Ratings31
Average rating3.6
This is a very uneven book for me.
I love the characters and think they are all well written. I would love if all the siblings would get their own story and I would totally read them. (Kest and Garrett and Isa and I don't know who I adore more.) I love the real affection that these siblings have for each other. It's gorgeous stuff.
I don't like the whole ‘magic is evil' stuff in the story. I am thoroughly sick of it and the only reason I didn't drop the book the second it cropped up was that I liked Tal enough to stay interested. The magic problem only improves a little at the end of the book - and even then, it will be a long time before this society/world views magic as anything other than inherently evil. (I am so tired of this. Cheap, crappy copout, magic is evil, yeah, okay, we get it, you played Dragon Age.) (I'm bitter. Move on.)
I discovered while reading the acknowledgments at the end: the author conceived the idea as a ‘high fantasy fairy tale' and that's what it feels like. (This knowledge would have at least tempered my excitement for the story.)

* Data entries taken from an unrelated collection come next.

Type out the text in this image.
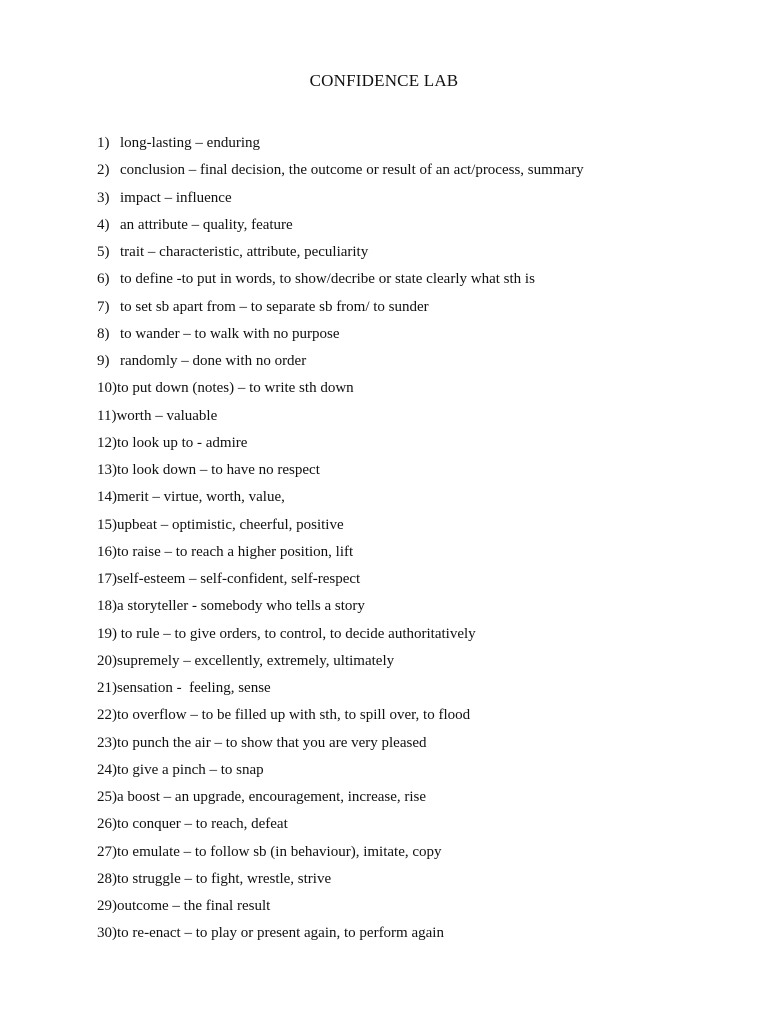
CONFIDENCE LAB
1) long-lasting – enduring
2) conclusion – final decision, the outcome or result of an act/process, summary
3) impact – influence
4) an attribute – quality, feature
5) trait – characteristic, attribute, peculiarity
6) to define -to put in words, to show/decribe or state clearly what sth is
7) to set sb apart from – to separate sb from/ to sunder
8) to wander – to walk with no purpose
9) randomly – done with no order
10) to put down (notes) – to write sth down
11) worth – valuable
12) to look up to - admire
13) to look down – to have no respect
14) merit – virtue, worth, value,
15) upbeat – optimistic, cheerful, positive
16) to raise – to reach a higher position, lift
17) self-esteem – self-confident, self-respect
18) a storyteller - somebody who tells a story
19) to rule – to give orders, to control, to decide authoritatively
20) supremely – excellently, extremely, ultimately
21) sensation -  feeling, sense
22) to overflow – to be filled up with sth, to spill over, to flood
23) to punch the air – to show that you are very pleased
24) to give a pinch – to snap
25) a boost – an upgrade, encouragement, increase, rise
26) to conquer – to reach, defeat
27) to emulate – to follow sb (in behaviour), imitate, copy
28) to struggle – to fight, wrestle, strive
29) outcome – the final result
30) to re-enact – to play or present again, to perform again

The pacing of this story feels like it's at high speed once the second third starts (the prince-napping) and little through the story is expounded.
(But the siblings and their dynamic and how awesome they all are! And, yeah, that's what gives it an extra star.) (Yes, I said an extra star, because the whole ‘evil magic is evil' thing single-handedly knocked the rating down to two stars. Yay for evil magic.)